How to deploy OpenEDR in your environment

You can deploy and use OpenEDR in following ways:

What is available today (as of 28th September 2020)
1-Full Comodo Dragon Enterprise platform (with Pre-compiled OpenEDR with full management capability and portal (no Fee for 3 months, until you can setup your own ELK stack)
https://enterprise.comodo.com/dragon/ (you can create an account with this link)

Coming soon… (hoping to have these within weeks)
** https://github.com/ComodoSecurity/openedr its now LIVE ( 9th Nov 2021!) ****
1- You can download the source code from Github (coming soon), compile it, then create your own ELK.
2- Use the compiled OpenEDR package integrated into Comodo Dragon Enterprise platform (Free to use) along with your own ELK.
3-Use the compiled OpenEDR package integrated into Comodo Dragon Enterprise platform with Comodo’s data lake (free up to 7 day storage) (for Any Comodo endpointsecurity customers)
4-Comodo to provide managed ELK Stack integrated with OpenEDR (you can use the Comodo Dragon Enterprise Platform to manage all the endpoints, for free)

Happy to hear any other ideas about other deployment scenarios please.

1 Like

did you have evaluate with other siem ?!
for example, collect log from EDR and send via syslog or json ?
because i can have an other siem like qradar/arcsight or splunk in my lab environment…

Hi Jolly,
we will use FileBeats/Logstash for sending the logs and for opensource version the collected logs will be locally stored as well. So here is some examples what you can configure

  • you can configure Beats HTTP output plugin to send to Splunk or QRadar both supports HTTP event collection
  • you can configure syslog-ng to send the logs whatever destination you want
1 Like

Thanks for bringing this to the community. Just wondering, does it support cross-platform or just then Windows environment?

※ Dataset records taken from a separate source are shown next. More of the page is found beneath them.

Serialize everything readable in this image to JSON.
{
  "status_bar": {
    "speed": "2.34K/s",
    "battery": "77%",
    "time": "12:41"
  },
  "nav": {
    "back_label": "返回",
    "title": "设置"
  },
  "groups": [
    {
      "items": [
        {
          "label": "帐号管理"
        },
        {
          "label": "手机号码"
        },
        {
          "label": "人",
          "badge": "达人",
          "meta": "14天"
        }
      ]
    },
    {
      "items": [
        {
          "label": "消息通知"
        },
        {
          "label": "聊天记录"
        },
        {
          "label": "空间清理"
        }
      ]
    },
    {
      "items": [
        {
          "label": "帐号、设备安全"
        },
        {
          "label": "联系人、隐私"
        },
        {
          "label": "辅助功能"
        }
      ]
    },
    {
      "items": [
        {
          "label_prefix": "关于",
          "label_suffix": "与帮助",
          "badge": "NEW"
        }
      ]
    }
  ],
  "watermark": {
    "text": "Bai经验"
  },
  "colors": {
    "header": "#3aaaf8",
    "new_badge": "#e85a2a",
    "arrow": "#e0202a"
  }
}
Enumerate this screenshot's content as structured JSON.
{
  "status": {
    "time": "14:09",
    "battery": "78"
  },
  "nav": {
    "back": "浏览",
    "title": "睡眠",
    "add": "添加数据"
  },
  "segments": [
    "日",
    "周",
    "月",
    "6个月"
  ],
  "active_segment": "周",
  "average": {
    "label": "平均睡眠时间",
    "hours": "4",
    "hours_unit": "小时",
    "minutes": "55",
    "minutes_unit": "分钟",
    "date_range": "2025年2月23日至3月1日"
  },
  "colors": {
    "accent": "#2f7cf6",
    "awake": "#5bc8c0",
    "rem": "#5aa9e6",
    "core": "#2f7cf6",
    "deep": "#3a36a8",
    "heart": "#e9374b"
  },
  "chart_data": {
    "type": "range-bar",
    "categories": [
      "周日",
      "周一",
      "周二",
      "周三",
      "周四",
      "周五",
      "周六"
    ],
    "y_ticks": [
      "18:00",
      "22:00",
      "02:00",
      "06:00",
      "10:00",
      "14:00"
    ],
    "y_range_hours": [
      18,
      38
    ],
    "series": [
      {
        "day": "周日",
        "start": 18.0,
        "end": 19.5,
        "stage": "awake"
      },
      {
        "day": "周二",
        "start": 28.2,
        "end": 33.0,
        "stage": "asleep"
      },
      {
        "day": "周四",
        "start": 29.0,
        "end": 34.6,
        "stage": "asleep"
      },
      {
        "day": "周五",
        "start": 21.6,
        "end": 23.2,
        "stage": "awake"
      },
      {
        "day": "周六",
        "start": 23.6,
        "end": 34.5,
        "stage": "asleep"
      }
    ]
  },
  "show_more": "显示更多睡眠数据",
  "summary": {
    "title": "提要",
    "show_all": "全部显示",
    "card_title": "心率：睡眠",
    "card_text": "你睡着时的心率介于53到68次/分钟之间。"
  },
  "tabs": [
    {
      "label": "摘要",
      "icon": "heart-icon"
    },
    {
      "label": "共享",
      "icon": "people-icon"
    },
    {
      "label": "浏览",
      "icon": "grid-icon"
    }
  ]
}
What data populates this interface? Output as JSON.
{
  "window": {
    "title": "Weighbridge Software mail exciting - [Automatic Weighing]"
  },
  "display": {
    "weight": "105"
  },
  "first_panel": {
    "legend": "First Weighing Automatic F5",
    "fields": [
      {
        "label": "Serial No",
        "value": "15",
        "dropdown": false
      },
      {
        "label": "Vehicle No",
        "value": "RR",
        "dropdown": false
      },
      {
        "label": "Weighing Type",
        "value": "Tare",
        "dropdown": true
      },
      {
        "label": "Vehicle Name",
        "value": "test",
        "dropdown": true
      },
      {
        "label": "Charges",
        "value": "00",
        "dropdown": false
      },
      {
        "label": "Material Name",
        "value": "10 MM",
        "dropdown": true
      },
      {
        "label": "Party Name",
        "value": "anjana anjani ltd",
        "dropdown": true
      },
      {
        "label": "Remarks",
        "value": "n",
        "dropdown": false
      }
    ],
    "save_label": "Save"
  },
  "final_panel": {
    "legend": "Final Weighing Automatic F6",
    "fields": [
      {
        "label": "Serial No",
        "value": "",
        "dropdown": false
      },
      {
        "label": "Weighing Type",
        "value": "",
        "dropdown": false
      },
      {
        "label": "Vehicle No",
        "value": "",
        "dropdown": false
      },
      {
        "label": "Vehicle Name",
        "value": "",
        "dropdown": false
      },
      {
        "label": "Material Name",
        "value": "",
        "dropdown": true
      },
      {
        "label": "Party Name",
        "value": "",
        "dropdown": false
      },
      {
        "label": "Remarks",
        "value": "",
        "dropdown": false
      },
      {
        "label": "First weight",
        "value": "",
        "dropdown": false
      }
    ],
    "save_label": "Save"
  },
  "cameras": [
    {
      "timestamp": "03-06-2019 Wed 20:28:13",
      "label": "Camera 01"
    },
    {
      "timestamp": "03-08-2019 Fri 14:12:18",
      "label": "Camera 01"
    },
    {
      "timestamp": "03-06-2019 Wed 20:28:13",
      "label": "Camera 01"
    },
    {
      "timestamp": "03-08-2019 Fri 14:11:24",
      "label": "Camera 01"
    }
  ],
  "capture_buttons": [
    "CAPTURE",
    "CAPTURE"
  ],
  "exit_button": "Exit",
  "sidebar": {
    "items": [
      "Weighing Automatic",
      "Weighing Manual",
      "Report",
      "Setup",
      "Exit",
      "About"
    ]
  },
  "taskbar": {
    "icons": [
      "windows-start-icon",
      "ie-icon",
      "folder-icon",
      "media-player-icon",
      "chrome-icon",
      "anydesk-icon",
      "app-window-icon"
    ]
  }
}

Also, when can we expect the Recommended Specs and Installation Instructions to be released?

yes for now it will support only Windows, we will adapt it for Linux as well.
Tomorrow we are releasing the binaries, I will update with instructions as well

binary is live!

1 Like

I have registered Dragon Enterprise and enrolled devices on my dashboard. But how to find my openedr logs on the dashboard? Any steps to do?

OpenEDR writes the logs to local folder please check install notes here : https://github.com/ComodoSecurity/openedr , we are going to expand this in further releases : https://github.com/ComodoSecurity/openedr_roadmap/issues/1

If you use DragonEnterprise, you dont have to do anything, the agents from the portal automaticly reports to the portal

I installed via the MSI provided on github, and I verified that the service is running;

PS C:\Users\OpenEDR> get-service edrsvc
Status Name DisplayName
Running edrsvc OpenEDR Service

However I am not seeing the following folder C:\ProgramData\edrsvc to grab telemetry data.

What am I missing?

I just created an account on Dragon and it says I can manage 50 devices. how can I expand past 50 without paying?
thanks

hi @stein97

For now we are doing it manually. (automation coming soon).
Please send an email to quick-start@openedr.com, and our guys will provide all the licensing you need to run for more than 50 devices.

Aha, no wonder some code such as nfapi::cmdedr has no reference to the original netfilter sdk.
However, will try releases section at github.

1 Like

let us know if we can be of assistance please @fatah .

OK I have done the following:
Registered account with Dragon
Download agent only & installed
Install OpenEDR 2.0 on the computer.
Rebooted and now I can see the the desktop in Dragon and it says edr is installed.

To test the edr I ran the scripts from github https://github.com/op7ic/EDR-Testing-Script/blob/master/runtests.bat

Script ran MS Defender complained so I stopped it and re-ran.
edr reported no information in Dragon.

What did I do wrong?

thanks

Hi @melih, I have tried to build OpenEDR source code but facing problems.
I have already posted problems in " Problems Issues and Resolutions" tab but not getting response.
Could you please look into that tab.